Hungarian chemist (1834–1908)

Károly Antal Than de Apát – also called as Carl von Than – (20 December 1834 – 5 July 1908) was a Hungarian chemist who discovered carbonyl sulfide in 1867.

==Life==
AKároly Than was born in Óbecse, Kingdom of Hungary, Austrian Empire (today Bečej, Serbia). His mother was Otillia Setényi. He interrupted his education and joined the Hungarian army in the war of independence 1848 at the age of 14. On his return, he found his mother dead and his father ruined. Than worked in several pharmacies to earn money form completing his education. After attending a school in Szeged, Than started to study medicine and later chemistry at the University of Vienna. He received his PhD for work with Josef Redtenbacher in 1858. After working for some time as assistant of Redtenbacher, he left to study with Robert Bunsen at the University of Heidelberg and with Charles-Adolphe Wurtz at the University of Paris. On his return to Redtenbacher in 1859, he worked as lecturer at the University of Vienna.

The University of Budapest was in need of Hungarian-speaking professors due to a change from German to Hungarian teaching language in 1860. Theodor Wertheim changed to the University of Graz and Than was offered the vacant position which he occupied until his retirement in 1908. Than married Ervina Terézia Mária Albertina Kleinschmidt in 1872 and had five children. He published the first Hungarian chemistry journal (Magyar Chémiai Folyóirat) and was the president of the Hungarian Society of Natural Science from 1872 until his death. He was made baron in 1908, and died, suddenly, the same year.

==Discovery of carbonyl sulfide==
Than was aware of existence of the two compounds carbon dioxide (CO_{2}) and carbon disulfide (CS_{2}) and so he tried to synthesize COS. In his first experiments he reacted carbon monoxide (CO) with sulfur.
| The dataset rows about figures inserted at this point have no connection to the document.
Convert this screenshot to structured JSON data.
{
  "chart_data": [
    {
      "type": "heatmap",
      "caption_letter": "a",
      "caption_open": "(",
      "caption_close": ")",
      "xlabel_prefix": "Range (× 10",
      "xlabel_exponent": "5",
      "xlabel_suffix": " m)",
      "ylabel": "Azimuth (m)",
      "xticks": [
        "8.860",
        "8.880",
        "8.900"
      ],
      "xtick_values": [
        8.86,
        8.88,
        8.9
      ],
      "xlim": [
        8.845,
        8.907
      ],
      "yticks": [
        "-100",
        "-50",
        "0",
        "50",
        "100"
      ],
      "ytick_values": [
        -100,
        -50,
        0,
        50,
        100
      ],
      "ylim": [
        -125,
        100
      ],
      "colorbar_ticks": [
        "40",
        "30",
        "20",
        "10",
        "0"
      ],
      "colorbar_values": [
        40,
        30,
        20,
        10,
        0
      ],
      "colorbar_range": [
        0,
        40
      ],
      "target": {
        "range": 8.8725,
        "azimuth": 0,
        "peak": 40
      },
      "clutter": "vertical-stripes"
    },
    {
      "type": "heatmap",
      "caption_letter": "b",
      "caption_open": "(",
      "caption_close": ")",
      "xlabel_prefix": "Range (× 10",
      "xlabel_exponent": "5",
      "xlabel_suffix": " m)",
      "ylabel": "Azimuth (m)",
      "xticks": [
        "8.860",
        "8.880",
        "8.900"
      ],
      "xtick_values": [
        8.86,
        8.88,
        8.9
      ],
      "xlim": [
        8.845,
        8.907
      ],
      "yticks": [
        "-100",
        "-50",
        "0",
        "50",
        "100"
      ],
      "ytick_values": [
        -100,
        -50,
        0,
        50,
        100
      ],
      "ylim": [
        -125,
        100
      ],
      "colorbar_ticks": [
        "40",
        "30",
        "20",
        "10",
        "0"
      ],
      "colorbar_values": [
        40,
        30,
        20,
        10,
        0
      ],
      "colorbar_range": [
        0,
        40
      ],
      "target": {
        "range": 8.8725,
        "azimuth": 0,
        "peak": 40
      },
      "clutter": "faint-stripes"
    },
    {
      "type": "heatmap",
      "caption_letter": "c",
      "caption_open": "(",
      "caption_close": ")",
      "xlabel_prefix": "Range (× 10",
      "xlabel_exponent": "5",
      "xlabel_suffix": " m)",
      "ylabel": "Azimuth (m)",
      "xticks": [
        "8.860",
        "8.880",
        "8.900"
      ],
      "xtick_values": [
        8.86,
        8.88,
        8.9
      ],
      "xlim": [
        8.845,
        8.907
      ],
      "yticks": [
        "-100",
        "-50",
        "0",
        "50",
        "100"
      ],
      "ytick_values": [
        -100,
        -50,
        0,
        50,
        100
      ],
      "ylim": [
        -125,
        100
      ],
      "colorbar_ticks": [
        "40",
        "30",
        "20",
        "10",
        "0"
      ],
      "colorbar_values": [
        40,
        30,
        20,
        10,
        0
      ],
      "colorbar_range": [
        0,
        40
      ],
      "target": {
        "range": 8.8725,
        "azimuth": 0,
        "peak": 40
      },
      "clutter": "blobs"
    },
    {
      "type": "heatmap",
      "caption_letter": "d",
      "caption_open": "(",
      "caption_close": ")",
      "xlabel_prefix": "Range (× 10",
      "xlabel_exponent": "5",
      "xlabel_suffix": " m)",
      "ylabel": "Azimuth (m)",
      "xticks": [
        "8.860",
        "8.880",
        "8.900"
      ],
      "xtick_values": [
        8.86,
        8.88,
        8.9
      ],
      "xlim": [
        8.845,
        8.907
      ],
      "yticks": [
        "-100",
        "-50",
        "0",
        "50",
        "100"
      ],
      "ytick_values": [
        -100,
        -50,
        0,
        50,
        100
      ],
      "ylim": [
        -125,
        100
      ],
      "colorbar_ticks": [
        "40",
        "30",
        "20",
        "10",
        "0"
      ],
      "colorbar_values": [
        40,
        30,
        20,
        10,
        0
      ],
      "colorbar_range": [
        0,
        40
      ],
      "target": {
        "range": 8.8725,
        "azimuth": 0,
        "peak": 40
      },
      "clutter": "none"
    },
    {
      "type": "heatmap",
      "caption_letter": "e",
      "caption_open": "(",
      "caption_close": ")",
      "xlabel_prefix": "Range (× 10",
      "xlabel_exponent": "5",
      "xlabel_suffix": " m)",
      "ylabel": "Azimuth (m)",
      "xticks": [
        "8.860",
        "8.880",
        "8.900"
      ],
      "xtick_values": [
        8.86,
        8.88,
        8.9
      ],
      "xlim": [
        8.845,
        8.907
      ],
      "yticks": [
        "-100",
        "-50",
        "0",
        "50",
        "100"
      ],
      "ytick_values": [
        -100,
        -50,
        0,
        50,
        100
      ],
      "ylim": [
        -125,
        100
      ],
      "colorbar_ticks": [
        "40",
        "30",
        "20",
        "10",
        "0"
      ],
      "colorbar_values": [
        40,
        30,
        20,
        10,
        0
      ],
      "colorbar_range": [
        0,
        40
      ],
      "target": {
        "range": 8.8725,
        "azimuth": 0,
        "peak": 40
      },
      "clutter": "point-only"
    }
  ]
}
The reaction yielded some product which Than was unable to purify. The second approach to create the COS was by hydrolysis of thiocyanic acid. The reaction of potassium thiocyanate and sulfuric acid yielded a gas containing significant amount of byproducts (HCN, H_{2}O and CS_{2}) and required purification.
KSCN + 2 H_{2}SO_{4} + H_{2}O → KHSO_{4} + NH_{4}HSO_{4} + COS

Than was able to characterize most of the properties of carbonyl sulfide and also tried to determine the chemical reactions of carbonyl sulfide. For these achievements, he received the Lieben Prize in 1868.